Wednesday, 14 August 2013

A Sort of Peter Pan.

My life to date has been essentially episodic, constantly moving on from people, places and activities every few years. With just a few rare exceptions, I haven’t really connected in any deep sense with anything or anybody. It’s been a case of hopping from one rock to another to follow the stream, and you don’t pick the rocks up and carry them with you as you go. In short, it’s been a loner’s life, surrounded mostly – but always at a small distance – by various levels of acquaintances. And the problem with being a loner is this:

The loner doesn’t have the usual markers to teach him how to grow old. There is no life partner to grow old with. There is no career ladder to climb until you reach the point at which you retire and get off, thereby gaining closure.
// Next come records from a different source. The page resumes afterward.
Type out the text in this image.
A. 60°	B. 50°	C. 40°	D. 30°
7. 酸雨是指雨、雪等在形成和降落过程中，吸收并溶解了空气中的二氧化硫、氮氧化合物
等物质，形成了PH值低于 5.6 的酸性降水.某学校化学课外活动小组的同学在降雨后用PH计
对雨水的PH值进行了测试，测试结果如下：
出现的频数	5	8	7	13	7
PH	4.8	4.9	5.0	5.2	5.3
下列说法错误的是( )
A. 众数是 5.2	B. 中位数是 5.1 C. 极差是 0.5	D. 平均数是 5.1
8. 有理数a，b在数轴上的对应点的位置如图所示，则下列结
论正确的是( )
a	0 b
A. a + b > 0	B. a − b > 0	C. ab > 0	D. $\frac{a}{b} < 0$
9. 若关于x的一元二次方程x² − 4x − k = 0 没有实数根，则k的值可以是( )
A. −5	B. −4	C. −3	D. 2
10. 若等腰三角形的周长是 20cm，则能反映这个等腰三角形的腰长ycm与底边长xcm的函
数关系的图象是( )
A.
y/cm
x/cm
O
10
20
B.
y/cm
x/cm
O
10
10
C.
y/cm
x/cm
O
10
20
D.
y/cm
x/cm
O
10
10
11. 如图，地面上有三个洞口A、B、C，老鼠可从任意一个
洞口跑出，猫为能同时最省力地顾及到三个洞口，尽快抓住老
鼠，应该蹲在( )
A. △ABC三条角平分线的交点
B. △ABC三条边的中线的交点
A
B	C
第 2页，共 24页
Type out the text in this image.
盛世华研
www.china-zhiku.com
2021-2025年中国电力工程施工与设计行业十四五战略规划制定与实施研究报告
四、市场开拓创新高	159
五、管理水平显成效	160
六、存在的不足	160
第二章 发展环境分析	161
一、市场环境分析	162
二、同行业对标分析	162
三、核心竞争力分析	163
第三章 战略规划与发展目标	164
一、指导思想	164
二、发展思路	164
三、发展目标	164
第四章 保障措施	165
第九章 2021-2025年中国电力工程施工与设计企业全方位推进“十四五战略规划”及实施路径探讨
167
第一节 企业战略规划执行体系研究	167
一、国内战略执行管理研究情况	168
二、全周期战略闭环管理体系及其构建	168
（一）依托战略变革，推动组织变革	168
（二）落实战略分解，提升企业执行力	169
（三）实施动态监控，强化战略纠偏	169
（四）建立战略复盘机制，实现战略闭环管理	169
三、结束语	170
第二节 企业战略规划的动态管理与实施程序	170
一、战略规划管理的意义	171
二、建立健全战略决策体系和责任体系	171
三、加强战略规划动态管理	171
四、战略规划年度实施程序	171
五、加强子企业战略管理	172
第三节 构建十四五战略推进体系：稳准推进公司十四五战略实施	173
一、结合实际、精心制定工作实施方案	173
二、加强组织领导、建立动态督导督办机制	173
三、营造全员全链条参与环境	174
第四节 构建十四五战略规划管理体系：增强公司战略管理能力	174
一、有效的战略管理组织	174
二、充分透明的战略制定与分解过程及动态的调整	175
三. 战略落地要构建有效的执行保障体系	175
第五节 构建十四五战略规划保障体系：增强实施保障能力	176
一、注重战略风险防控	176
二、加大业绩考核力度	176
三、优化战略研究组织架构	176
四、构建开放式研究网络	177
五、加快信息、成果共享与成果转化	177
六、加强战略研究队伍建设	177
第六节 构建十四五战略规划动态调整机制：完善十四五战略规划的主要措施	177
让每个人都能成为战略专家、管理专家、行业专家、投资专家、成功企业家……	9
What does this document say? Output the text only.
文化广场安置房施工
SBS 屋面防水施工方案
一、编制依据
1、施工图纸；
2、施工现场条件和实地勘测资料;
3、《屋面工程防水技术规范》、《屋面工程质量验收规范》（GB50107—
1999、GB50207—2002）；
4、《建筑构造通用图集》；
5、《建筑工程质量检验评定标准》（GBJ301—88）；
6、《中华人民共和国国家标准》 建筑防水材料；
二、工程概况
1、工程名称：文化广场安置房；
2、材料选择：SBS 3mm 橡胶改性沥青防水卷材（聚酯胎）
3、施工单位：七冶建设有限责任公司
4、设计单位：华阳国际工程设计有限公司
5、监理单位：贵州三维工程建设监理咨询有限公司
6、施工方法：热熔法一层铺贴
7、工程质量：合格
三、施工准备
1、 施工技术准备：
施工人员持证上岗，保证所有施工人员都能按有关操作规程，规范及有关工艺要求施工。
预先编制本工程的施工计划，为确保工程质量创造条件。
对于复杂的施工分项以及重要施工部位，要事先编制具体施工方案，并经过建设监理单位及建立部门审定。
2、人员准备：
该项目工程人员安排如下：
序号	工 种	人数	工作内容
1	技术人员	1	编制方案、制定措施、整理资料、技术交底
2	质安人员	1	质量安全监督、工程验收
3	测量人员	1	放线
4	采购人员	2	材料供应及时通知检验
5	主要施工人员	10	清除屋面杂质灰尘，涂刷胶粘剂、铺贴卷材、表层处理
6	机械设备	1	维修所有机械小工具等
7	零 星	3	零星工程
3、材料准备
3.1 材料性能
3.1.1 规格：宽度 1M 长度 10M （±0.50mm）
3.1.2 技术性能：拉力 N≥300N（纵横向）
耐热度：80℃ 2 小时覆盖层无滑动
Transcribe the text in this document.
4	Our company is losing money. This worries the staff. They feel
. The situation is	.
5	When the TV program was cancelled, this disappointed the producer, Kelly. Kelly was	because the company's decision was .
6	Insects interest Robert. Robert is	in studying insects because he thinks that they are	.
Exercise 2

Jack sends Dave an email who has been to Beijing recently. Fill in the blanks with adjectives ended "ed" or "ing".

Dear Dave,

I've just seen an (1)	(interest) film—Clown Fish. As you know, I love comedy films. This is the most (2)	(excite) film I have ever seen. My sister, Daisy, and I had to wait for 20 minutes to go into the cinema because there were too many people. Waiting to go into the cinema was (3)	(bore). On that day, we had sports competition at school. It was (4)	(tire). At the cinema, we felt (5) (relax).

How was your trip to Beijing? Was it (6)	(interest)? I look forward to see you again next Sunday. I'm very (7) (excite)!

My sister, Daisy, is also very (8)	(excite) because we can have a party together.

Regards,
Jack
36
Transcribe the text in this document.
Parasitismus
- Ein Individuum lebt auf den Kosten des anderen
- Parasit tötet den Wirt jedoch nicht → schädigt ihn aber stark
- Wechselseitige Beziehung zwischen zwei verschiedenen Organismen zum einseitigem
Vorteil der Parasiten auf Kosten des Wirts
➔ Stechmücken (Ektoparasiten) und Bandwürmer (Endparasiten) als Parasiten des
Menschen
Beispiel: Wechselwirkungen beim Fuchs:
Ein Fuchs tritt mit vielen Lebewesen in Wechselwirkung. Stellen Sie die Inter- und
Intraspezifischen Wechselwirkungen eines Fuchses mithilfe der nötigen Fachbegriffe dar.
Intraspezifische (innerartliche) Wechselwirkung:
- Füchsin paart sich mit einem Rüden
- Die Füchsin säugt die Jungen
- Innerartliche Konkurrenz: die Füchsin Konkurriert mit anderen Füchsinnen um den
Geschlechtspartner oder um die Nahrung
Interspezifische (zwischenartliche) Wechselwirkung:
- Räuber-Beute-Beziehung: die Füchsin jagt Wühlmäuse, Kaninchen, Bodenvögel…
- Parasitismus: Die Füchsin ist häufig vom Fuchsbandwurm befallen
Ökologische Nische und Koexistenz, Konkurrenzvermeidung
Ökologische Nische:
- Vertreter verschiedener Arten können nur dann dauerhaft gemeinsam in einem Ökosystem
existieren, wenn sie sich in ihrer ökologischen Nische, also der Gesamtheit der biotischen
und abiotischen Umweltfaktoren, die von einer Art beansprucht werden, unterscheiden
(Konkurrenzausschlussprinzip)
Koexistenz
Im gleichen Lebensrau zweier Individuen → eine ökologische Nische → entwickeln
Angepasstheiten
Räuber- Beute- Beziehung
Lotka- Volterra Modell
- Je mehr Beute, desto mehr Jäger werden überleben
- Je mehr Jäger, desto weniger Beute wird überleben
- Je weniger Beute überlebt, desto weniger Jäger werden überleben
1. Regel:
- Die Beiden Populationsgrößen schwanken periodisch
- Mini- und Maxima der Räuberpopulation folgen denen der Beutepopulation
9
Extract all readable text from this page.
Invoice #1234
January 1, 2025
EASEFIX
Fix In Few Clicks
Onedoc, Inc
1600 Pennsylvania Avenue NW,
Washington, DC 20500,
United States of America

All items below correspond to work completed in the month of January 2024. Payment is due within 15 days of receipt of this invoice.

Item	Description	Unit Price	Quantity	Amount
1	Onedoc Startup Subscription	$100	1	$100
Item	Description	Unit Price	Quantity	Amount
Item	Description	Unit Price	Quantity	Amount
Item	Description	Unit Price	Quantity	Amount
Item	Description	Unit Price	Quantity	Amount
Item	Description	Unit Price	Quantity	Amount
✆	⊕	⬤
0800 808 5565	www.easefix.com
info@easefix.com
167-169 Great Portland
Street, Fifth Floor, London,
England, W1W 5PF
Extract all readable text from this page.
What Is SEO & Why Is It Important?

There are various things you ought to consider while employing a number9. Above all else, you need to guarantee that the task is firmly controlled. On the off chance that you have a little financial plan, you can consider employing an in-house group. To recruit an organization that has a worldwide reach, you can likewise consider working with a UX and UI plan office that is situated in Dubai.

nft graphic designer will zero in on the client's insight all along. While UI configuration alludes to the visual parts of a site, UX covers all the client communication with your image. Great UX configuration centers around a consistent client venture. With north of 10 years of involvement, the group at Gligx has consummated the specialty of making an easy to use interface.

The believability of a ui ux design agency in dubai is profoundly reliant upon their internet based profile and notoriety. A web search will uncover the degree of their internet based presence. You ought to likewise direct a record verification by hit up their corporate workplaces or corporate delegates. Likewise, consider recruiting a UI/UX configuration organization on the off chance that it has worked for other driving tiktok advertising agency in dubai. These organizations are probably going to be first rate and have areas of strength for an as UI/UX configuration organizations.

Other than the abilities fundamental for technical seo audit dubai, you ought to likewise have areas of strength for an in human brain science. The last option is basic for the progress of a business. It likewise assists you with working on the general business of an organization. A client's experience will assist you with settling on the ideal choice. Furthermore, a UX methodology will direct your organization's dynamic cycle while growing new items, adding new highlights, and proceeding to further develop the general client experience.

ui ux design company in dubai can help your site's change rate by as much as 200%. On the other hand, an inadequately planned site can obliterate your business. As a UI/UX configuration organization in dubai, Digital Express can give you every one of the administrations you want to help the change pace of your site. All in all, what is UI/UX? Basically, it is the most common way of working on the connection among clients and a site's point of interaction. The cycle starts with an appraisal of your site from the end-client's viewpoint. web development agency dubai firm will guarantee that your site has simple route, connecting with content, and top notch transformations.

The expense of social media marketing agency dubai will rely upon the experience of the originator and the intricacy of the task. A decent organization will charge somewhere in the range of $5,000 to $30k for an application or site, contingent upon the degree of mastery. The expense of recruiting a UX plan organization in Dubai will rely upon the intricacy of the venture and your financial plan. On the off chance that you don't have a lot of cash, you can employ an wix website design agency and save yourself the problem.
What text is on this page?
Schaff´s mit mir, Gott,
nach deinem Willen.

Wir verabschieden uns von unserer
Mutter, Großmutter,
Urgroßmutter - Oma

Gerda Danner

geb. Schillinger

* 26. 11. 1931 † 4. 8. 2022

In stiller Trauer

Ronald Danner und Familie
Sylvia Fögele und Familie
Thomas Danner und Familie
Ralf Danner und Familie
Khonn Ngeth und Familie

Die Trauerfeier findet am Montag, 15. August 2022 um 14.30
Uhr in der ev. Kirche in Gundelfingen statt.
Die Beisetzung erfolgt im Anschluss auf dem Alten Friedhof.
There is no intimate family environment in which your position develops securely and naturally until you become the patriarch.

I reached the age of thirty two when I was about seventeen, and I’ve been thirty two ever since. The mirror tells me differently; my muscles, tendons, ligaments and organs tell me differently; the weight of experience sitting on my shoulders, and gained mostly through observation rather than commitment, tells me differently. But they confuse me because I’m still thirty two. It’s the one rock I’ve carried with me along the stream, and I don’t know how to throw it away.

2 comments:

Anonymous said...

When my grandmother was ninety she told me she never aged mentally past thirty-eight years and always got a shock when she looked in the mirror or when people treated her like an old lady. My mother, on the other hand, remained thirty-nine, and I'm still in my thirties somewhere. And my husband said last week that he still feels that he's eighteen! He certainly acts like a teenager sometimes.
n.

JJ said...

... and a day will probably come when you and bloke (I love that Aussie expression) will pass a certain point, and your daughter will start addressing you in a patronising manner. Or maybe not.

So, it seems that even people possessed of the markers have difficulty knowing how to grow old. I suppose that's a relief of sorts.